A pipeline for running a complete phylogenomic analysis from a set of FASTA file, one for each shared ortholog group. It is based on container and Snakemake.

In short, what it does is:

  1. Multiple sequence alignment with MAFFT
  2. Extraction of conserved blocks with GBlocks
  3. Generation of a phylogenetic tree for each ortholog group with RAxML
  4. Generation of a species tree with ASTRAL

Requeriments

Instructions

  1. Clone this repository
git clone https://github.com/fgajardoe/PhylogenomicPipeline.git
  1. Get the container
cd PhylogenomicPipeline 
singularity pull docker://fgajardoe/phylogenomic-analysis-container:latest

Note: Although the image is hosted on DockerHub, all the pipeline uses Singularity. Adapting it shouldn't be a big deal. It'd be just needed to modify the Snakefile for running Docker commands instead of Singularity.

  1. Build a configfile

It's a Snakemake configfile, which is a yaml formatted text file. Keep in mind the example provided here.

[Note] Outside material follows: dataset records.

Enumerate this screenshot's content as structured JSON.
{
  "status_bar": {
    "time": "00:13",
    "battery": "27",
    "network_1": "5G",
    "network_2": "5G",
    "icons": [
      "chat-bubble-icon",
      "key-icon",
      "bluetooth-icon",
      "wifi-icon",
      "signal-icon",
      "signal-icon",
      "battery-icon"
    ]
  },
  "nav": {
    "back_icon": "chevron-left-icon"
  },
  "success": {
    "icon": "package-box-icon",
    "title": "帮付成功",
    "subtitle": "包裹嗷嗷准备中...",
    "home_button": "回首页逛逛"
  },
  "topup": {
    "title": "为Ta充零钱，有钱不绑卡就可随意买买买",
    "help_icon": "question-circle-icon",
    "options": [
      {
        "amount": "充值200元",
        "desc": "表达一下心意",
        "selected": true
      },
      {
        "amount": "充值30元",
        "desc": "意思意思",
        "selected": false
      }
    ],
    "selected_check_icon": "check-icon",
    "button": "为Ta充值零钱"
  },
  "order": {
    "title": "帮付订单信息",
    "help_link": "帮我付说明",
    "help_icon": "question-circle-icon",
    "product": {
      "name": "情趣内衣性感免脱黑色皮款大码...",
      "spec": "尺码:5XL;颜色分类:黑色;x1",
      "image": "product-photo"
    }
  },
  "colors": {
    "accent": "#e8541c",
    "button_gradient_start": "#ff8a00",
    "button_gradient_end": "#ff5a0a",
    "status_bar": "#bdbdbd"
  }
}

Remember updating the begining of the Snakefile to match your configfile.

The configfile must associate wildcards to their corresponding FASTA files, each one containing ortholog sequences for each specie considered in your analysis. In other words, you need one FASTA per ortholog group, and that file must contain the sequence of that ortholog in each specie. You can use BUSCO and extract all orthologs shared by your panel of species from its results.

  1. Run the pipeline
conda activate snakemake
snakemake -p -j1 

Good look!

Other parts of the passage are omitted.